It’s important the public gets to hear directly from Afghan people who’ve recently been evacuated to the UK. Here’s why and how you can best safeguard them during media interviews.
‘Is it possible to speak to an Afghan family?’
It’s an innocent enough question. Millions of Brits watched the desperate struggle to escape Kabul live on TV and read the daily headlines about the evacuation of thousands of Afghan people employed by British forces.
The also government pledged to resettle Afghan female activists and others at particular risk from the Taliban.
Then, suddenly, the coverage stopped. Journalists from national news presenters to local reporters alike were keen to find out what happened next. What does the UK look like through the eyes of ‘the newly arrived Afghan family’?
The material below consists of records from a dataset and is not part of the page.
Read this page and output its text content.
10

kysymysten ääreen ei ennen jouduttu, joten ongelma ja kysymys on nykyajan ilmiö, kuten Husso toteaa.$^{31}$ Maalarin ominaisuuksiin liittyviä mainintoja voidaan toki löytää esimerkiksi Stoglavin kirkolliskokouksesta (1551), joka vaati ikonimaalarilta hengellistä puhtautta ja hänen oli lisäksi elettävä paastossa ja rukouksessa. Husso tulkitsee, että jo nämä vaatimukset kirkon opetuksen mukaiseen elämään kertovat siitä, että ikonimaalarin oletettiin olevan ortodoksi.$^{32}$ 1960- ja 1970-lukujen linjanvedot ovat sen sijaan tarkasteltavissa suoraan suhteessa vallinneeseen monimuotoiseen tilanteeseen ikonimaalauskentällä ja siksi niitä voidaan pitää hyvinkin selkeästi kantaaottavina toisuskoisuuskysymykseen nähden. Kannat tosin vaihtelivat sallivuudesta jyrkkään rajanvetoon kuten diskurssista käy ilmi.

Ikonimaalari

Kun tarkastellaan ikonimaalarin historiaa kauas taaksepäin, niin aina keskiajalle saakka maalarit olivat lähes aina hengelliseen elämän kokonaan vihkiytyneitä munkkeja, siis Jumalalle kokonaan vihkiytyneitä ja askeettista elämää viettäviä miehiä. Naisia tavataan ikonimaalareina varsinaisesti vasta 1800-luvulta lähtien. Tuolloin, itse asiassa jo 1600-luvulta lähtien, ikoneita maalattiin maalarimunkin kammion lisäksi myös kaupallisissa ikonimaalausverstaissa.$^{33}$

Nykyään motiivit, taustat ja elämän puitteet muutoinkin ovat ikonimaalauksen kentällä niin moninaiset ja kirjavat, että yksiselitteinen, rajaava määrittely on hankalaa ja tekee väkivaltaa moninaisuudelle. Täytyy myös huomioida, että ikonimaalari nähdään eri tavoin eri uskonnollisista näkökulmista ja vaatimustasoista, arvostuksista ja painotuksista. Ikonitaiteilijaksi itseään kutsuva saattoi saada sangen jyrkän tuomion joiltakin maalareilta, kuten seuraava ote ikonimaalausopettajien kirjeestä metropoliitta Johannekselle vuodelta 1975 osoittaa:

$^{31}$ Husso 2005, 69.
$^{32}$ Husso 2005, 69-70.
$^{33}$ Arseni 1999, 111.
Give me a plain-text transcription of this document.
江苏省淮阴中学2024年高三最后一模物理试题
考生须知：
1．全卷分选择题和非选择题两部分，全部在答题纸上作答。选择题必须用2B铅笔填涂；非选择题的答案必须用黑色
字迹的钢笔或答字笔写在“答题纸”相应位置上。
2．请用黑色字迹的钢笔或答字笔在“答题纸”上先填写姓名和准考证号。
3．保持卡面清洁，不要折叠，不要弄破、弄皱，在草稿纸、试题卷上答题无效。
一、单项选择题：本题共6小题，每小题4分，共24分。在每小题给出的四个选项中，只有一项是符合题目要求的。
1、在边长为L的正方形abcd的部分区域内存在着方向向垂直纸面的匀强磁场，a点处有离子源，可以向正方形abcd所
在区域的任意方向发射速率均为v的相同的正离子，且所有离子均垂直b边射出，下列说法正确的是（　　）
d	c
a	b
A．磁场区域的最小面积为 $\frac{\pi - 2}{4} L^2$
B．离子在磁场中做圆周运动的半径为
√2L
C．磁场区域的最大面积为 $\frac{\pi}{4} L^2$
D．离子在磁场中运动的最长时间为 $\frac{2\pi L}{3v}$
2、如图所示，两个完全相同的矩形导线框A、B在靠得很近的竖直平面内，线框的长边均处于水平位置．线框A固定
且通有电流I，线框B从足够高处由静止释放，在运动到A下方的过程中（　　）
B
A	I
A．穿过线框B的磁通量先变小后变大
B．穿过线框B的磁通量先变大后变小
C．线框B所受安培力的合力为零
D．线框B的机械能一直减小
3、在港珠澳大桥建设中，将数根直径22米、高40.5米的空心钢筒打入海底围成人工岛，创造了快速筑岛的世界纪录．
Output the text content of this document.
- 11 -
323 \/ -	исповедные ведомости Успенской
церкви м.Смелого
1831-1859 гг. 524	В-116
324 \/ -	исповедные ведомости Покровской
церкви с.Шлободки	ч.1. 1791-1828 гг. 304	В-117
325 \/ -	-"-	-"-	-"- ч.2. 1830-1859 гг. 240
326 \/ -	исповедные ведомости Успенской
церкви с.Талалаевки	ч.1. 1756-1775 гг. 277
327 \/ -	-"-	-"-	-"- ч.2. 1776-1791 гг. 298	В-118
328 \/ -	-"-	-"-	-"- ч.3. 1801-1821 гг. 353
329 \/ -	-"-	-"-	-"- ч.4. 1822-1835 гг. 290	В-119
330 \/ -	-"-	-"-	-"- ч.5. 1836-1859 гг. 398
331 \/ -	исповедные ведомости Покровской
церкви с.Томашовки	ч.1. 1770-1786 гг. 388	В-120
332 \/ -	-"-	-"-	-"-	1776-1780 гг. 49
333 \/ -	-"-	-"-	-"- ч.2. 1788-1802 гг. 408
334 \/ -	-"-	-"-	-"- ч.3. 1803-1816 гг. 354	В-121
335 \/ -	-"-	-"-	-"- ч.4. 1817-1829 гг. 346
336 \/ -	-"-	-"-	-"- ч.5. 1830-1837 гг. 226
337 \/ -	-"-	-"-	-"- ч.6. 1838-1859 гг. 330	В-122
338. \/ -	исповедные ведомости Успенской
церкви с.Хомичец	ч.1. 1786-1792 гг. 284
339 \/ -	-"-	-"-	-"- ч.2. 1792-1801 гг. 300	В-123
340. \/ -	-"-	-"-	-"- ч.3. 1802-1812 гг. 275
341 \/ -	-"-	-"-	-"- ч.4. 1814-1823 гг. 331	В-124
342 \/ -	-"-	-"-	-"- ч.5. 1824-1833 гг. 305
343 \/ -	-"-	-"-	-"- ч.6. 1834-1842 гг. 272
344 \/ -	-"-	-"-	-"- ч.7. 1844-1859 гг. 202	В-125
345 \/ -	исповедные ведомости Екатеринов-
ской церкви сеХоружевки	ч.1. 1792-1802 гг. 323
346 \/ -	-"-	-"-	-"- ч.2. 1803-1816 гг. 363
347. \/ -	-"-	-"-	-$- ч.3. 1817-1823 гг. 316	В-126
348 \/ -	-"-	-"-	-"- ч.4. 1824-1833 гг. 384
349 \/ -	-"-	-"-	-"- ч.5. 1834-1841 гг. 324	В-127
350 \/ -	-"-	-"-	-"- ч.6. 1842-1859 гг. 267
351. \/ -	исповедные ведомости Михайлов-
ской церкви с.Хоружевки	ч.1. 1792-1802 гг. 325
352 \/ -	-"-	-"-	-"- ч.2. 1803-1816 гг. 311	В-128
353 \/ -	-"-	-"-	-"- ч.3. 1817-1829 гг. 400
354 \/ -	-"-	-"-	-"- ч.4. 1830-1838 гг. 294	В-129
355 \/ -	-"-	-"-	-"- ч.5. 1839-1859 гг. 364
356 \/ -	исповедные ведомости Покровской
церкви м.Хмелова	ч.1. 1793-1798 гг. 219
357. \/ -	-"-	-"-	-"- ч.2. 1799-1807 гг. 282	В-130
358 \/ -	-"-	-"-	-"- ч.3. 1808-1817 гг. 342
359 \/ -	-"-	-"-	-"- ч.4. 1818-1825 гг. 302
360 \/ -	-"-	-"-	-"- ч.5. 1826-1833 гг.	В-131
Of course, anyone who has been involved in the incredible effort to help resettle these families knows how demanding media requests actually are. When pregnant women need doctors, children need schools and everyone needs homes, speaking to the media can seem like the bottom of the priority list.
There is also the risk of it backfiring. What if someone who rightly feels frustrated by endless weeks of uncertainty says some unflattering things about the local area in the process? What if someone with little English agrees to be interviewed without realising that their picture could end up on the internet, and they put relatives at home in danger? What if just asking someone to relive their experience unleashes trauma? These are valid fears.
But the fact remains that the public knows that Afghan families have arrived in their towns. If they don’t learn about their new neighbours directly, people will draw their own conclusions from the latest lurid headlines, and the internet. It’s also impossible to stop the most hardened reporters from eventually coming across a refugee from Afghanistan and sharing what they have to say, however unvarnished that message is.
What you can do, however, is try to make sure these encounters happen as much on your own terms as possible. Most journalists want to share a positive story about an Afghan family settling into a new community. Here are some tips to make it a good experience for all.
Prepare by safeguarding
If you do know a recent refugee who is keen to speak, you can protect them by running through safeguarding questions with them in advance, and then making any requests a condition of the interview.
If you don’t have your own safeguarding checklist, you can use the IMIX one here.
It can be helpful to have an interpreter in the room to make sure the interviewee is giving their informed consent. By taking this proactive approach, you can also do your own research into which journalist to approach. There are hundreds of reporters keen to interview recently arrived Afghan refugees, so you don’t need to settle for a reporter you don’t trust.
During the interview, you can choosing what information you share with the journalist. For example, if the interviewee doesn’t want to be identified, you could introduce them by their pseudonym. You can also insist on being in the interview when it takes, along with an interpreter if needed.
You can brief the journalist in advance on serious security risks, such as identifying relatives in Afghanistan or naming the hotel and thus making it a target for far-right groups. Most journalists won’t wilfully put their interviewees in danger, but they may just not consider some of the details that seem obvious to you.
Support interviewees with messaging
With any interviewee, it’s helpful to discuss in advance what they want to get out of the interview ahead of time. You can then support them to think about ways to get their message across. For example, if they are asked how they feel about moving to the UK, they could reply ‘I’m really glad to be here, but I still fear for my family back home…’ and use that as a lever to highlight the need for the government to move on resettlement, or any other cause they feel passionately about.
If the interviewee wants to highlight a specific campaign, it’s worth making this a condition of the interview from the outset. Journalists understand that interviewees agree to talk for certain reasons, whether that’s promoting a film or raising money for cancer research, and it is perfectly OK to ask for something similar.
Consider different media options
Some interviewees may want to talk about their current frustrations, such as being stuck in a hotel, or being fed bad food. If they do this directly to a journalist as a named individual it’s likely to backfire. Even if the readers of the newspaper sympathise, they will have made enemies of the hotel staff who they may need to depend on.
But there are other ways you can publicise poor treatment of Afghan refugees. For example, if food is an issue, you could ask a volunteer to take photos of it, and share those instead on an anonymous basis. Alternatively, you could approach a trusted journalist and arrange for an anonymous interview to take place. Or you could raise it privately with a local politician and ask them to air it publicly.
At IMIX, we’ve also found it incredibly valuable to work with former Afghan refugees who are now secure in their community, but can use their voice of experience to highlight many of the issues facing newly-arrived refugees today.
Ultimately, there are many different routes to share a person’s story if you’re creative. It might not always be possible for the journalist who emails you to speak to an Afghan family, but there are plenty of ways for an Afghan family to speak to the public, if they want to.